In the beginning, LCD displays were generally considered suitable for computer monitors and television sets with small screen sizes. These systems did not require much off-axis viewing as the viewer usually sits closer to the screen. When LCDs started to become an integral part of home theatre unit, the narrow viewing angles of older LCD TVs needed to be improved by the manufactueres. Wide viewing angles make the LCDs suitable for a large room where a large number of viewers can watch the pictures with uniform picture quality. Narrow viewing angles means you have to sit at right in front of the screen and another disadvantage of narrow viewing angles is that they do not allow much audience to watch the TV.
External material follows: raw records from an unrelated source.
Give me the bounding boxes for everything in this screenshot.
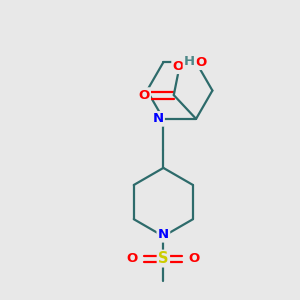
Text: O: O: [189, 252, 200, 265]
Text: O: O: [196, 56, 207, 69]
Text: O: O: [127, 252, 138, 265]
Text: N: N: [152, 112, 164, 125]
Text: O: O: [138, 88, 150, 102]
Text: N: N: [158, 228, 169, 241]
Text: S: S: [158, 251, 169, 266]
Text: O: O: [172, 60, 184, 73]
Text: H: H: [184, 55, 195, 68]
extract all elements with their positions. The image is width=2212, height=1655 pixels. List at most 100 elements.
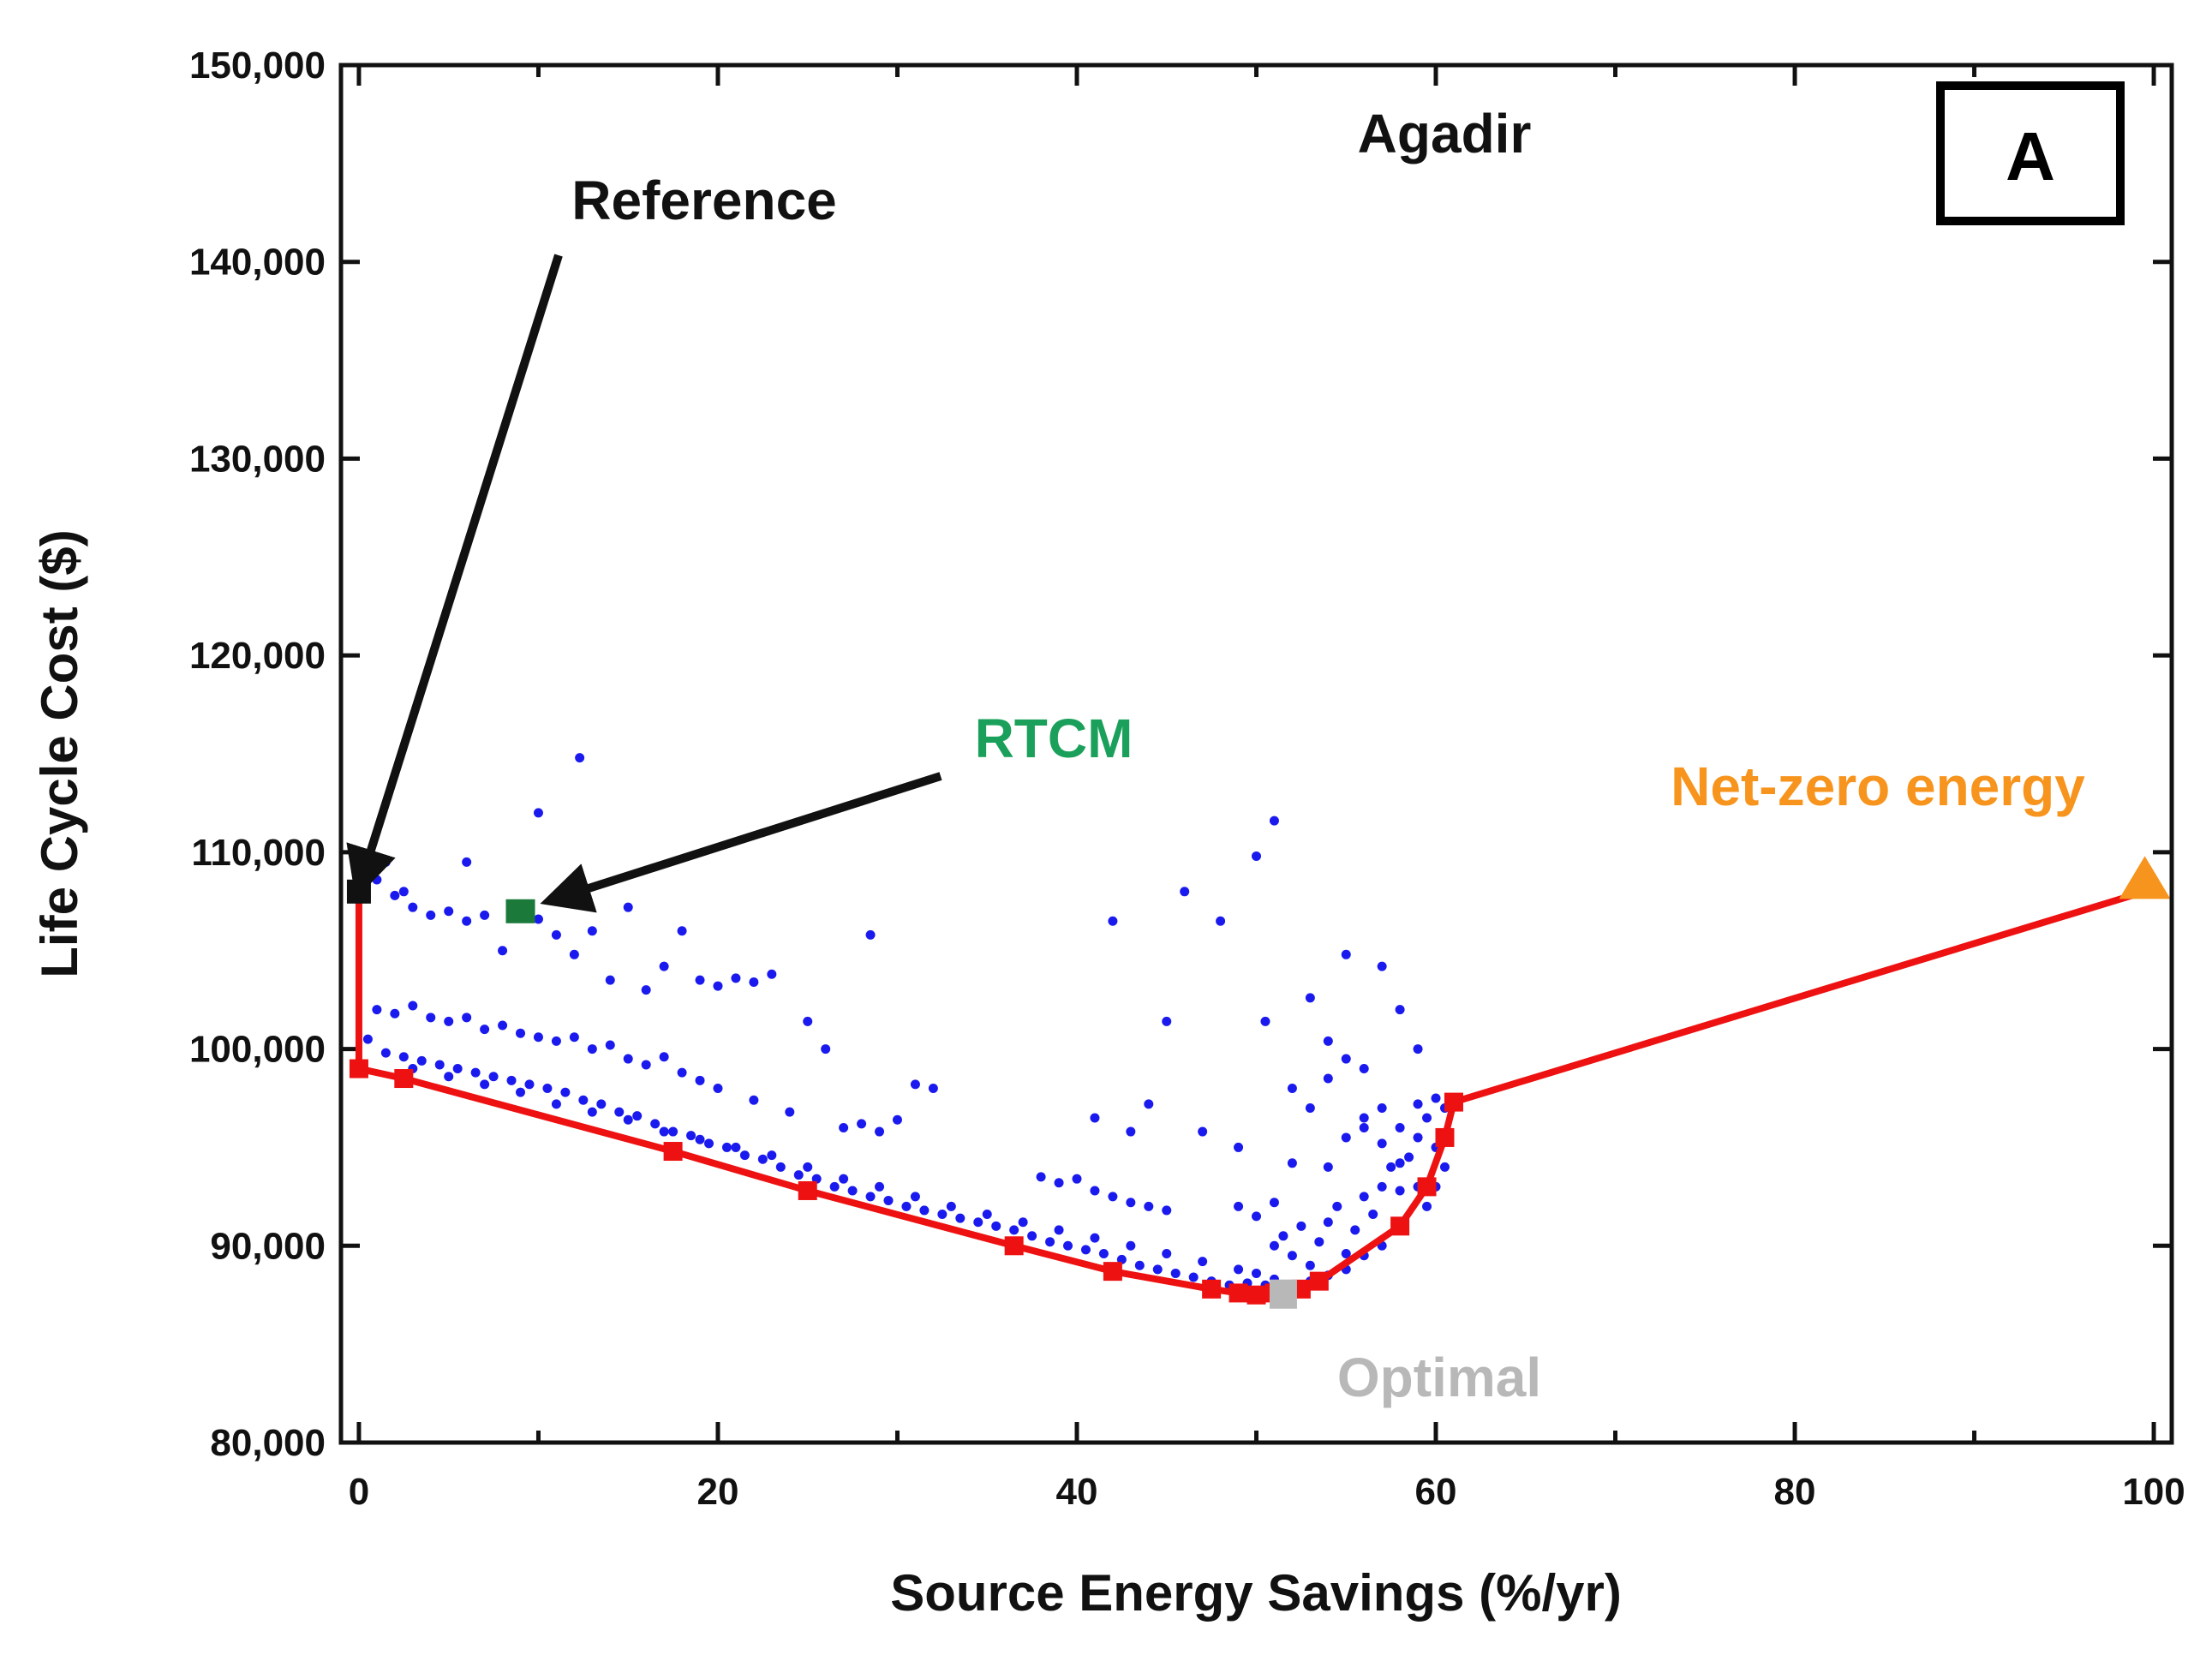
chart-title: Agadir [1358, 103, 1532, 164]
scatter-point [578, 1095, 589, 1105]
scatter-point [426, 1013, 436, 1023]
scatter-point [982, 1210, 992, 1220]
scatter-point [1144, 1201, 1154, 1211]
scatter-point [551, 1099, 561, 1109]
scatter-point [1009, 1225, 1019, 1235]
scatter-point [1350, 1225, 1360, 1235]
scatter-point [883, 1195, 894, 1205]
scatter-point [659, 1126, 669, 1137]
scatter-point [605, 975, 615, 985]
panel-label: A [2006, 118, 2055, 194]
scatter-point [892, 1114, 902, 1125]
scatter-point [713, 981, 723, 991]
scatter-point [480, 910, 490, 920]
x-tick-label: 0 [349, 1471, 369, 1513]
scatter-point [1422, 1113, 1432, 1123]
scatter-point [695, 1075, 705, 1085]
scatter-point [1027, 1231, 1037, 1241]
scatter-point [1269, 1198, 1279, 1208]
scatter-point [695, 975, 705, 985]
scatter-point [1080, 1245, 1091, 1255]
scatter-point [1395, 1005, 1405, 1015]
scatter-point [857, 1119, 867, 1129]
scatter-point [919, 1205, 930, 1216]
x-ticks: 0 20 40 60 80 100 [349, 65, 2185, 1513]
scatter-point [362, 1034, 373, 1044]
scatter-point [793, 1170, 804, 1180]
scatter-point [767, 1150, 777, 1161]
scatter-point [1090, 1233, 1100, 1243]
netzero-marker [2119, 856, 2171, 899]
pareto-front-point [1103, 1262, 1122, 1282]
y-tick-label: 120,000 [189, 635, 326, 677]
scatter-point [677, 926, 687, 936]
y-tick-label: 130,000 [189, 438, 326, 480]
reference-label: Reference [571, 170, 837, 231]
scatter-point [847, 1186, 858, 1196]
scatter-point [1260, 1016, 1270, 1026]
scatter-point [542, 1084, 553, 1094]
scatter-point [695, 1134, 705, 1144]
pareto-front-point [1309, 1271, 1329, 1291]
pareto-front-point [1435, 1127, 1455, 1147]
scatter-point [1431, 1093, 1441, 1103]
scatter-point [1314, 1237, 1324, 1247]
scatter-point [1359, 1192, 1369, 1202]
scatter-point [1386, 1162, 1396, 1172]
scatter-point [1180, 887, 1190, 897]
scatter-point [1072, 1174, 1082, 1184]
scatter-point [524, 1079, 535, 1090]
scatter-point [470, 1067, 481, 1078]
scatter-point [1359, 1064, 1369, 1074]
scatter-point [587, 1044, 597, 1055]
scatter-point [426, 910, 436, 920]
scatter-point [444, 1016, 454, 1026]
scatter-point [677, 1067, 687, 1078]
scatter-point [632, 1111, 643, 1121]
y-tick-label: 100,000 [189, 1029, 326, 1071]
scatter-point [587, 1107, 597, 1117]
x-tick-label: 40 [1056, 1471, 1098, 1513]
scatter-point [946, 1201, 956, 1211]
pareto-front-point [349, 1059, 368, 1078]
scatter-point [1377, 1181, 1387, 1192]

Viewing angle is another important spec that marks the performance a display device. Viewing angle of a LCD tells us how far we can sit away from its off-axis and still can have acceptable picture quality. Beyond the viewing angle on either side, the image becomes distorted and lacks colour saturation and contrast. This is because the TV sets which have narrow viewing angles tend to reflect more light towards the viewer but less light on either side. As a result, the viewer gets poor picture quality from the sides. Sometimes, the viewing angles of LCD TVs are measured in correlation with contrast ratio. That is, the viewing angle is the angle at which the contrast ratio LCD TV becomes 10:1 or less.

The viewing angle of flat screen is measured across the screen from one direction to another. The maximum viewing angle can be 180 degrees in the case of flat panel displays. Nowadays, the response time is quoted, considering both the horizontal and vertical axis of the view although viewing angle on the basis of horizontal axis carries much importance.

Modern LCDs have come with a few solutions for narrow viewing angles. One of them is to use Optically Compensated Bend (OCB) liquid crystals to eliminate of problem of narrow viewing angles. OCB enables the LCDs to have viewings angles more than 170 degrees. Nowadays, some manufacturers boast that their LCD TVs have viewing angles up to 178 degrees.